With the election just weeks away, it might seem that gay rights aren’t on the ballot. Save for the states where anti-trans legislation has metastasized, LGBT issues have been largely absent in this political cycle, notwithstanding significant policy differences between presidential candidates.

This November, however, tens of millions of Americans will, in fact, cast a vote on equality — through the practice of electing judges. And if you’re an LGBT person living in states holding these elections, your civil rights are a lot less secure as a result.

A new, comprehensive study by Lambda Legal shows that when judges are elected, queer people suffer. Looking at all state high court cases involving LGBT issues since 2003, courts with partisan elections sided with gays and lesbians in only 53 percent of cases; those without elected judges issued pro-LGBT rulings in 82 percent of cases.

The study examined 127 relevant cases, which touched on varied and wide-ranging issues. Many cases were constitutional challenges to statutes that barred legal recognition of same-sex couples, as well as other family law issues (like second-parent adoptions). Cases also included litigation by transgender plaintiffs (challenging restroom restrictions, for example, or matters related to name changes on driver’s licenses); challenges to ballot language concerning anti-LGBT referendums; and disciplinary action against attorneys who were alleged to hold anti-LGBT attitudes.

Alabama’s Supreme Court, which is elected, refused in 2015 to recognize a lesbian mother as an adoptive parent to her three children, even though both women raised the children from birth and consented to the adoption. Michigan’s Supreme Court, another elected body, ruled in 2008 that the state constitution prohibited public employers from providing benefits to domestic partners. But in Maine, a Supreme Court filled with appointed judges determined that a school discriminated against a transgender girl by denying her right to use the girls’ bathroom, and the similarly appointed Alaska Supreme Court ruled unanimously in 2014 that committed same-sex couples must have the same access to survivor benefits as spouses of people who die from work-related injuries.

So why the difference, if judges are supposed to simply weigh the law and decide based on facts? Because the process of electing judges, by design, makes it impossible for them to act solely as unbiased umpires.

When the fear of losing an election constantly looms, the need to gain voters or energize a political “base” can taint a judge’s decisions. The inescapable pressures of fundraising — of courting donors and securing endorsements — often force candidates to take ideologically extreme positions or appease special interests, even at the expense of individual rights. In short, judicial elections cede justice to politics.

Consider one of the early victories in the fight for equal marriage. In 2009, justices on Iowa’s Supreme Court ruled unanimously that the state’s marriage ban was unconstitutional. The prescient decision was highly unpopular at the time, supported by 37 percent of Iowans. But because the justices — appointees of both Republican and Democratic governors — did not have to directly face voters, they had the independence required to evaluate the case impartially, on its merits alone.

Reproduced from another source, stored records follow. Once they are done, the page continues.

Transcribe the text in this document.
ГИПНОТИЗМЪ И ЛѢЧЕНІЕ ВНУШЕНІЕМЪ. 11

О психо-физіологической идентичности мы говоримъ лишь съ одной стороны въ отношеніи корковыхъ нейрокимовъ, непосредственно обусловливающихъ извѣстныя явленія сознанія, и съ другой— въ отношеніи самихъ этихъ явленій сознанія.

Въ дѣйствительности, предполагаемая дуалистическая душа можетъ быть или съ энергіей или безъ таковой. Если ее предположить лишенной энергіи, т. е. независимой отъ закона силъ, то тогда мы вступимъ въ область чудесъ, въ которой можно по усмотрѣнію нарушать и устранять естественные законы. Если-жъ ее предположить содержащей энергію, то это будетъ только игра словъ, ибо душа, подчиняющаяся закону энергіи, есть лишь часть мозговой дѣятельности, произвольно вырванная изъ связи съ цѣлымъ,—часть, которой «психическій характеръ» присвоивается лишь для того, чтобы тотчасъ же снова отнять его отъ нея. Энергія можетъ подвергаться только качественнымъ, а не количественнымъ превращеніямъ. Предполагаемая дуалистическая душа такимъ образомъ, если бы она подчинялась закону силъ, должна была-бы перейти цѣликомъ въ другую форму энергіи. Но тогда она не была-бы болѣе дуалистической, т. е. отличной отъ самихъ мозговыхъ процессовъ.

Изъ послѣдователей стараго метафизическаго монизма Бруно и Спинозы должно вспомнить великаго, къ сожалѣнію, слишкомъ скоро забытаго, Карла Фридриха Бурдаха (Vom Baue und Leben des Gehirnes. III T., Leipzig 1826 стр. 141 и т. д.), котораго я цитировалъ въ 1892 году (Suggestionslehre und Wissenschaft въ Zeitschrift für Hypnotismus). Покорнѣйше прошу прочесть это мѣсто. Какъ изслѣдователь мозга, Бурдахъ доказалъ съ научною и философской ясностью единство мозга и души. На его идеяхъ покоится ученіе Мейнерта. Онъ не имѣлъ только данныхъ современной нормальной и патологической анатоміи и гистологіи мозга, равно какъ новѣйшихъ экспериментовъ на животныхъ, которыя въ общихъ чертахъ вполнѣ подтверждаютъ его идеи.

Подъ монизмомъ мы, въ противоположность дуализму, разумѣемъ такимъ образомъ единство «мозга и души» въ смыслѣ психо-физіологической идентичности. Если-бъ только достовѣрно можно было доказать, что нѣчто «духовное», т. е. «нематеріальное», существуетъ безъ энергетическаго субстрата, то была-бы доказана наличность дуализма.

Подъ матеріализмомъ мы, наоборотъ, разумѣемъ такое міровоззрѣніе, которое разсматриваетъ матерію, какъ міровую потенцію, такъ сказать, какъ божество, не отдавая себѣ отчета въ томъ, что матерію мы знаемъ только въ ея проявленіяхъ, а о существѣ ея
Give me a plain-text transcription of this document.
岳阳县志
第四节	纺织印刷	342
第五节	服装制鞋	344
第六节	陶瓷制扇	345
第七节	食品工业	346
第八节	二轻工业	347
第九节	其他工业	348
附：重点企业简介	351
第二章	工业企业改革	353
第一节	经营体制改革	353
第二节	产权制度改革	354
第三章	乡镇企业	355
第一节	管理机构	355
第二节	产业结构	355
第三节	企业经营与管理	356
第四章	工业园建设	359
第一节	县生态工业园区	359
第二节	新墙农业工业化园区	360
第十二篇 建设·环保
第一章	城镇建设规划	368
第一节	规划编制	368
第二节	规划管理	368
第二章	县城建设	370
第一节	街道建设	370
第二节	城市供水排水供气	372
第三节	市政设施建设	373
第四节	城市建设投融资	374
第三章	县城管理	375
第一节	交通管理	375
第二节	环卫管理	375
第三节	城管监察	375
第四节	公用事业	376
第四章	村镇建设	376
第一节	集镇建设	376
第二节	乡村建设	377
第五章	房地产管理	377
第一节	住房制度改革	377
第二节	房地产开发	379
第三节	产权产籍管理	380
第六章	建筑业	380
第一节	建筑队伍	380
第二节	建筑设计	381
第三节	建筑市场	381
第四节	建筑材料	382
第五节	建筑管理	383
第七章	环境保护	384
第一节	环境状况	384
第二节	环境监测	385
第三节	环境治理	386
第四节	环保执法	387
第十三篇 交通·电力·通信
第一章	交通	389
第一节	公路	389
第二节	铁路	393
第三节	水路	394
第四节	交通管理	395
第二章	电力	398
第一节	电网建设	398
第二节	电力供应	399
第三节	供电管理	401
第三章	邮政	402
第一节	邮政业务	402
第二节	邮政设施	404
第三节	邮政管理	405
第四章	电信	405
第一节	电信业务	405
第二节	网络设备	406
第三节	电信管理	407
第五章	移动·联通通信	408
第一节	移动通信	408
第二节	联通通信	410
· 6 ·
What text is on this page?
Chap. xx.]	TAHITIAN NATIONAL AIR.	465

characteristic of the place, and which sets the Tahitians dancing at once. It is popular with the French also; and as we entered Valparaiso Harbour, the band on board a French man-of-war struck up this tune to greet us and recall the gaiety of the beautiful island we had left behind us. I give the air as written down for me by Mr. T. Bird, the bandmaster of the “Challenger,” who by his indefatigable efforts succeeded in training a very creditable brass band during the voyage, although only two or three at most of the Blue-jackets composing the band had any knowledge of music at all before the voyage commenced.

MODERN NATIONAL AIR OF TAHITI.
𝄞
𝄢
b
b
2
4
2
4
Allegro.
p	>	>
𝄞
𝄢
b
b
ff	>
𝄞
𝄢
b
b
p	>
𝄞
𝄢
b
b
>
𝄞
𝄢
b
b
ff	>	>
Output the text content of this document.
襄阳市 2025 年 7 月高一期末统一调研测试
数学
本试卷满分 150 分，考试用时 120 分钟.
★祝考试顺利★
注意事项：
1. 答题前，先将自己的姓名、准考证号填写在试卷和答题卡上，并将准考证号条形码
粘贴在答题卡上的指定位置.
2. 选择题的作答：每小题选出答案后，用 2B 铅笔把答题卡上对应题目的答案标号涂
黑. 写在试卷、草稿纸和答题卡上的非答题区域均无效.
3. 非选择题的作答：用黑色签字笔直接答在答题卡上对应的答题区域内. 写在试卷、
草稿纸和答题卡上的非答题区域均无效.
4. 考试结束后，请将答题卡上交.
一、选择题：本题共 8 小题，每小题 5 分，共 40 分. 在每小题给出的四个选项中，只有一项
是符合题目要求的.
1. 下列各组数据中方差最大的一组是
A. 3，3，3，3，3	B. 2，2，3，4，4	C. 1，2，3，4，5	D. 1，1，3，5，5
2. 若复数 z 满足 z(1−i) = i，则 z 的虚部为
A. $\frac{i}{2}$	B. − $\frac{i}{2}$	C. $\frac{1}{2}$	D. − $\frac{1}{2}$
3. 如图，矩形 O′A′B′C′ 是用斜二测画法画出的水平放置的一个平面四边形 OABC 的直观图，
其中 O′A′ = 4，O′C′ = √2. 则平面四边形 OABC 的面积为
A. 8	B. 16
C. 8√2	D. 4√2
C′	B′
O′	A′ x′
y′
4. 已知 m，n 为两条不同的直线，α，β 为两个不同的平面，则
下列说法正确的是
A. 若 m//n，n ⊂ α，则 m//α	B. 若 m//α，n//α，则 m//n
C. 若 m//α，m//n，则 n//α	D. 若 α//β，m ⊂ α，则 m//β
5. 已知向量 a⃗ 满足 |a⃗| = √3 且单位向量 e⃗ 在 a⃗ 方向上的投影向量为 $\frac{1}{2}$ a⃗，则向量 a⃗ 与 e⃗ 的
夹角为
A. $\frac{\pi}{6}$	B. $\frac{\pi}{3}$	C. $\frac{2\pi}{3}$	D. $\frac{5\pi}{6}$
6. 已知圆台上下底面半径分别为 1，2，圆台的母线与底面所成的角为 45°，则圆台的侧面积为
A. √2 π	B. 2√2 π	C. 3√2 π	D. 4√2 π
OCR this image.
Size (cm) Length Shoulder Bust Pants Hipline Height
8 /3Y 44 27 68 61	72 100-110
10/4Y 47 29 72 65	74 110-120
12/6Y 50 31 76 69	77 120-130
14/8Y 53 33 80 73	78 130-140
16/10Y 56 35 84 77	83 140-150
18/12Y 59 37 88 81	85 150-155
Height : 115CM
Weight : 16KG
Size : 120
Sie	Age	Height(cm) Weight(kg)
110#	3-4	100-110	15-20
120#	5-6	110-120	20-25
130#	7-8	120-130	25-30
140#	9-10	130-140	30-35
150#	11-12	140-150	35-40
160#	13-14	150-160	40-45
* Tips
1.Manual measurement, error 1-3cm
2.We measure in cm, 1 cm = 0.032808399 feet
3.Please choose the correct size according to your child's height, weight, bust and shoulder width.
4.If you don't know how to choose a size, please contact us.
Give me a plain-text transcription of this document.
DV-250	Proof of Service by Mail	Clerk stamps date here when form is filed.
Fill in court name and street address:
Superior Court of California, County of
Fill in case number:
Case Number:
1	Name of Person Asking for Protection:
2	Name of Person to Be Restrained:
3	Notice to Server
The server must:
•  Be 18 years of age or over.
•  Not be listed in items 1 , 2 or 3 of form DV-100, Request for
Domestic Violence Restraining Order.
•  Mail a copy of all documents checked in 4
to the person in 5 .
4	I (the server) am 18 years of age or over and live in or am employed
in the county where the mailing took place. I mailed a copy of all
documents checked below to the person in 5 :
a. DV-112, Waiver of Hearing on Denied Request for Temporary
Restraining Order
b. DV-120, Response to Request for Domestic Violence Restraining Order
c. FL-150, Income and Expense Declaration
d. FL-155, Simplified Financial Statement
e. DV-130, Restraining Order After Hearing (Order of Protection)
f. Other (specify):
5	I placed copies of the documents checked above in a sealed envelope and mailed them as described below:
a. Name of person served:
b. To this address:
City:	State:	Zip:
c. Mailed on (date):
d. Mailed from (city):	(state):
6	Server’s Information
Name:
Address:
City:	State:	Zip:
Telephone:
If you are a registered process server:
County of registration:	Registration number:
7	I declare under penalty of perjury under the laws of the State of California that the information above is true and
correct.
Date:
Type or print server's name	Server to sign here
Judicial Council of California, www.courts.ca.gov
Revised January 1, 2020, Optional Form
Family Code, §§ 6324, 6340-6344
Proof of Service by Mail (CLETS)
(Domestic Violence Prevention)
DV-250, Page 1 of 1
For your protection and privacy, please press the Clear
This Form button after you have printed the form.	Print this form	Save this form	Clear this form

Unfortunately, while Iowa judges are selected by appointment, they keep their seats through popular election. Soon after the ruling, anti-gay groups like the National Organization for Marriage and American Family Association began pouring millions of dollars into the state, urging voters to throw out “activist judges” for doing exactly what they should: uphold Iowans’ rights and treat them equally, even when it’s unpopular. The effort worked, and a year later three justices were ousted as punishment for their marriage decision.

Though elected judges can no longer strip one’s right to marry thanks to Obergefell v. Hodges, the damage they can — and do — inflict on people’s lives is real, significant and growing.

Judicial elections are becoming more partisan and politicized — not to mention exceedingly expensive, owing to an explosion of special interest spending post-Citizens United. And just as the LGBT community has achieved remarkable progress through the courts in recent decades, those seeking to roll back gay rights today are turning to the courtroom as weapon of choice.

The stakes aren’t just high for the LGBT community. All marginalized communities — racial and ethnic minorities, immigrants and the poor — are at greater risk of discrimination from elected judges. Studies show that the more “soft on crime” TV ads that air during judicial elections, the less likely courts are to rule in favor of defendants. The flood of money in judicial races causes judges to issue more pro-business rulings, send more people to jail and sentence people to death.

These imbalances are exacerbated by a stunning lack of diversity in our nation’s courts. While the United States is more diverse than ever, our judiciaries are not. Women are half of the population but less than a third of state judges; people of color make up 40 percent of the population but less than 20 percent of judges.

It is no wonder, then, that three out of every four transgender people say they don’t have confidence in our justice system. The experience of going to court for LGBT people, for people of color and for so many Americans is lined with fear: judges that do not look like them, lawyers and juries that do not trust them, and laws that do not protect them.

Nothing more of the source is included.